Emmanuel Macron a fait part le 4 mars de sa volonté d'inscrire la lutte contre les changements climatiques dans la Constitution, norme juridique suprême qui s'impose à la loi. Tous ceux qui oeuvrent à la prise en compte des bouleversements climatiques dans l'ordre juridique se réjouissent de cette intention, mais de nombreux juristes, associations et parlementaires restent sur leur faim du fait des modalités actuellement envisagées pour cette inscription. Il en débattaient ce jeudi 8 mars lors du colloque "La Constitution face au changement climatique" organisé à l'Assemblée nationale.
"L'enjeu climatique est celui de l'habitabilité de la terre", rappelle Dominique Bourg, professeur à l'Université de Lausanne. Or, dans un déni de réalité, le droit actuel fait passer la protection de l'environnement après les droits économiques comme la liberté du commerce. Résultat, explique le président du conseil scientifique de la Fédération pour la nature et l'homme (FNH), tout l'édifice va s'effondrer si cette prise en compte n'est pas assurée. L'inscription du droit à la vie sur terre apparaît donc comme un préalable pour permettre aux autres droits de s'exprimer.
Pour l'ancienne ministre de l'Environnement Delphine Batho, cette révision constitutionnelle est l'occasion d'accomplir un progrès, comme a pu l'être l'adoption de la Charte de l'environnement en 2005, en vue d'aller vers la République écologique qu'elle appelle de ses voeux. La députée socialiste illustre les limites actuelles du travail du législateur avec l'exemple de la loi interdisant la production d'hydrocarbures d'ici 2040. "Nous aurions voulu mettre des dates plus proches mais nous nous sommes heurtés à la liberté d'entreprendre et au droit de propriété garantis par la Constitution", explique Mme Batho.
"Inutile, voire contreproductif"
Mais si la plupart des acteurs se félicitent de l'ouverture d'un débat sur la place du changement climatique dans la Constitution, nombre d'entre eux sont très critiques sur la voie actuellement envisagée par l'exécutif. Ce dernier a en effet indiqué qu'il envisageait de passer par l'article 34 de la Constitution. "Inutile, voire contreproductif", cingle l'avocat Arnaud Gossement.
En effet, cet article, qui a pour objet de délimiter le champ de la loi, prévoit déjà qu'elle détermine les principes fondamentaux de la préservation de l'environnement.

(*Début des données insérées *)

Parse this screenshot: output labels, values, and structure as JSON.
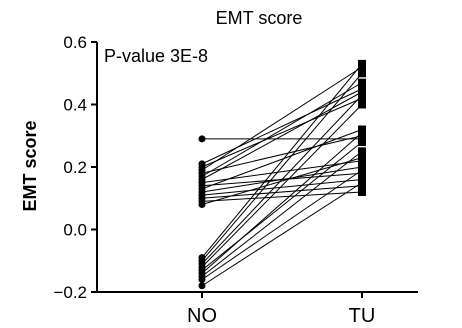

En outre, selon l'avocat, il n'est pas dit que le Conseil constitutionnel fasse bon usage d'un objectif constitutionnel de lutte contre le changement climatique. Et de rappeler la décision des sages de décembre 2000 qui avaient censuré la taxe générale sur les activités polluantes (TGAP) sur l'électricité et les produits énergétiques fossiles comme contraire au principe d'égalité devant l'impôt au motif que la consommation d'électricité d'origine nucléaire permettait de lutter contre l'effet de serre.
Une solution alternative réside dans une modification de la Charte de l'environnement. Mais certains craignent, à l'image du député LReM Matthieu Orphelin, qu'en lançant le débat sur la Charte, on ouvre la boîte de pandore. "Il faut s'attendre à une offensive sur le principe de précaution", admet Delphine Batho, qui estime toutefois nécessaire de mettre la charte dans la discussion en vue de la compléter.
"En finir avec la dissociation des enjeux écologiques"
Au final, les associations et juristes spécialisés s'accordent plutôt sur une modification de l'article premier de la Constitution, dont le poids juridique serait sans commune mesure. Mais, même à ce niveau, l'ambition peut varier grandement selon la rédaction retenue. "En tout état de cause, il ne faut pas inscrire le climat seul dans la Constitution", plaide Dominique Bourg, qui rappelle les interactions entre climat et biodiversité. "C'est une opportunité pour en finir avec la dissociation des enjeux écologiques", s'accorde Delphine Batho, qui propose de travailler sur la notion de biens communs environnementaux.
Cette dernière plaide avec d'autres pour l'inscription de verrous supplémentaires. "Il faut renforcer le principe de solidarité inter-générationnel et constitutionnaliser le principe de non-régression", estime Marie Toussaint, présidente de l'ONG Notre Affaire à tous. Mais aussi insérer la question des limites planétaires afin de prendre en compte l'entrée dans l'anthropocène, ajoute Dominique Bourg.
Reste maintenant à voir si l'exécutif sera à l'écoute de ces analyses ou s'il maintient sa proposition a minima. La réponse sera contenue dans le projet de loi qu'il va transmettre dans les jours qui viennent au Conseil d'Etat.
L'enjeu n'est autre que "d'ajuster le droit à la réalité", résume Dominique Bourg.